- Screenshot of title frame
- Directed by: Leo Seltzer
- Written by: Al Wasserman
- Produced by: Karl Hinkle
- Narrated by: Winston O'Keefe
- Cinematography: Albert Mozell
- Production company: Frederic House Inc.
- Distributed by: National Film Board of Canada
- Release date: 1947;
- Running time: 10 minutes
- Countries: International territory (United Nations); Canada (distribution);
- Language: English

= First Steps (1947 film) =

1947 film

First Steps is a 1947 short documentary film about the treatment of children with disabilities. Produced for the United Nations Department of Economic and Social Affairs of the United Nations by Frederic House Inc., the film was distributed by the National Film Board of Canada. First Steps, directed by Leo Seltzer and written by Al Wasserman, won the Documentary Short Subject Oscar at the 20th Academy Awards in 1948 for the United Nations Division of Films and Visual Education.

==Synopsis==
In 1947, disease, accidents, crime, war, and other anti-social forces ravage young children crippled by paralysis. Occupational therapy for children takes the form of both play and work. Specialists set up a training program designed to give the children practice in the handling of toys, hobby materials, tools and utensils. The program proves to be transforming as it helps them cope with their disabilities.

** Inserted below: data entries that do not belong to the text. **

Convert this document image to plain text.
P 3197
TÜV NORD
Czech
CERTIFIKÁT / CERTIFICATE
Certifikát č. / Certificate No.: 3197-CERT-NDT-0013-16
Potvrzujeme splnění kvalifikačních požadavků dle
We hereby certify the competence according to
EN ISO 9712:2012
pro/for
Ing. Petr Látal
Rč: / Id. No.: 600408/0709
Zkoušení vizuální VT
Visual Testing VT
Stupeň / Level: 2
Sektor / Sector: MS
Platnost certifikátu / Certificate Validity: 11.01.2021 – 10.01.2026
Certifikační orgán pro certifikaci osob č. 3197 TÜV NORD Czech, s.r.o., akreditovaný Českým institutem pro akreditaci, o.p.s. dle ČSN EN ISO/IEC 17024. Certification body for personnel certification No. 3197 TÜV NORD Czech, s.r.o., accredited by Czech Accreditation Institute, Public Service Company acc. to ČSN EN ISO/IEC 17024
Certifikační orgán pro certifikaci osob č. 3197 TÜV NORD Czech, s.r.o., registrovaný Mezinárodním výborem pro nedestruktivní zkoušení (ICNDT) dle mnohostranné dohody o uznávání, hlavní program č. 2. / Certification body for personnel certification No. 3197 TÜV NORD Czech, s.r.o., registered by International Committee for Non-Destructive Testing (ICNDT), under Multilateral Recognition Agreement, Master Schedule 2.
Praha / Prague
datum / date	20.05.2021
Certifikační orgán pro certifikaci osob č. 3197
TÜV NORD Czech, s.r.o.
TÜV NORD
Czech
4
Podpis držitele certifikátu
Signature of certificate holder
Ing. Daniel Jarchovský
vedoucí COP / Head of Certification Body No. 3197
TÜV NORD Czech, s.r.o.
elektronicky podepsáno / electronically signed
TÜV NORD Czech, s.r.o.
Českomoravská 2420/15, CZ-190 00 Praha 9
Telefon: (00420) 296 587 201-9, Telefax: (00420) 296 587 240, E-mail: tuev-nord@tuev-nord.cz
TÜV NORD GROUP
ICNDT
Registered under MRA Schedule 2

With care and attention from adults, the children ultimately demonstrate how they can become normal citizens, useful to themselves and to society. One of the children from the program is able to show his parents that he has learned to walk. First, he is can simply move his legs, then after a regimen of walking exercises, he stands and finally takes his first unaided steps, able to eventually walk alone down a crowded city street.

==Production==
First Steps was filmed in a summer camp in New York State by Frederic House Inc. under the supervision of the United Nations Department of Public Information. The children were under the medical supervision of Dr. H. Purushottam. The occupational therapists introduced different techniques of physiotherapy, taking into account their minds and emotions in addition to their bodies.

Adult workers offered not only massage and therapy, but also love and understanding, sometimes using music as a catalyst. The techniques highlight the need to take a holistic approach on children with disabilities.

==Reception==
First Steps was distributed by the National Film Board of Canada. Although the information is considered "dated", the film is still shown on social media with United Nations messages preceding the film.

==Awards==
The United Nations Division of Films and Visual Education won the Documentary Short Subject Oscar for First Steps at the 20th Academy Awards in 1948. The Academy Award for First Steps still resides at UN Headquarters in New York.

==Preservation==
The Academy Film Archive preserved First Steps in 2005.